Today, we get an answer thanks to the work of Carlo Rovelli at the University of Toulon in France, and Francesca Vidotto at Radboud University in the Netherlands. These guys say that inside every black hole is the ghostly, quantum remains of the star from which it formed. And that these stars can later emerge as the black hole evaporates.
Rovelli and Vidotto call these objects “Planck stars” and say they could solve one of the most important questions in astrophysics. What’s more, evidence for the existence of Planck stars may be readily available, simply by looking to the heavens.
Black holes arise naturally from Einstein’s theory of general relativity which predicts that gravity influences the trajectory of photons moving through space. Indeed, when gravity is strong enough, light shouldn’t be able to escape at all. That region is then a black hole.

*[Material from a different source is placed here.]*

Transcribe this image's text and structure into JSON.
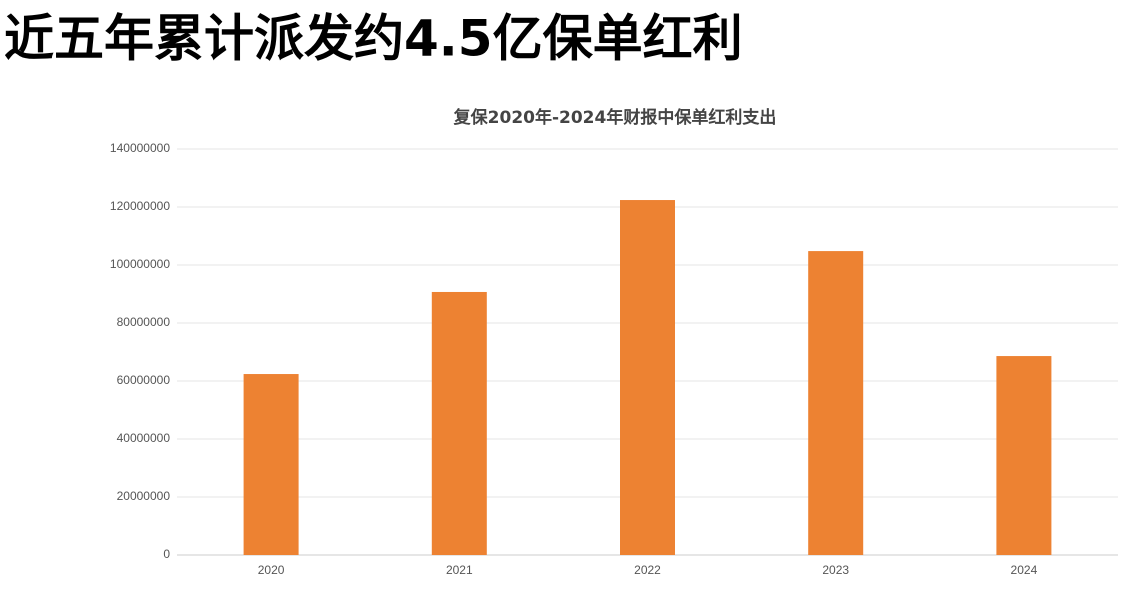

Astrophysicists have long believed that black holes form when stars a little bigger than the Sun run out of fuel. No longer supported by thermal energy, the star collapses under its own weight to form a black hole. Since there is no known force that can stop this collapse, astrophysicists have always assumed that it eventually forms a singularity, a region of space that is infinitely dense.
But this has never been entirely satisfactory. The laws of physics break down in a region of infinite density, leaving physicists scratching their heads over what must be going on inside a black hole.
Even worse, many physicists believe black holes slowly evaporate and disappear. That raises problems because the information that describes an object must fully determine its future and be fully derivable from its past, at least in principle. But if black holes disappear, what happens to this information?
Nobody knows, a problem known as the “information paradox” and one of the hottest mysteries in astrophysics.
Now Rovelli and Vidotto have the answer. They begin by revisiting some ideas about what might happen should the universe end in a big crunch, the opposite of a big bang. Their key insight is that quantum gravitational effects prevent the universe from collapsing to infinite density. Instead, the universe ”bounces” when the energy density of matter reaches the Planck scale, the smallest possible size in physics.
That’s hugely significant. “The bounce does not happen when the universe is of planckian size, as was previously expected; it happens when the matter energy density reaches the Planck density,” they say. In other words, quantum gravity could become relevant when the volume of the universe is some 75 orders of magnitude larger than the Planck volume.
Rovelli and Vidotto say the same reasoning can be applied to a black hole. Instead of forming a singularity, the collapse of a star is eventually stopped by the same quantum pressure, a force that is similar to the one that prevents an electron falling into the nucleus of an atom. “We call a star in this phase a “Planck star”,” they say.
Planck stars would be small— stellar-mass black hole would form a Planck star about 10^-10 centimetres in diameter. But that’s still some 30 orders of magnitude larger than the Planck length.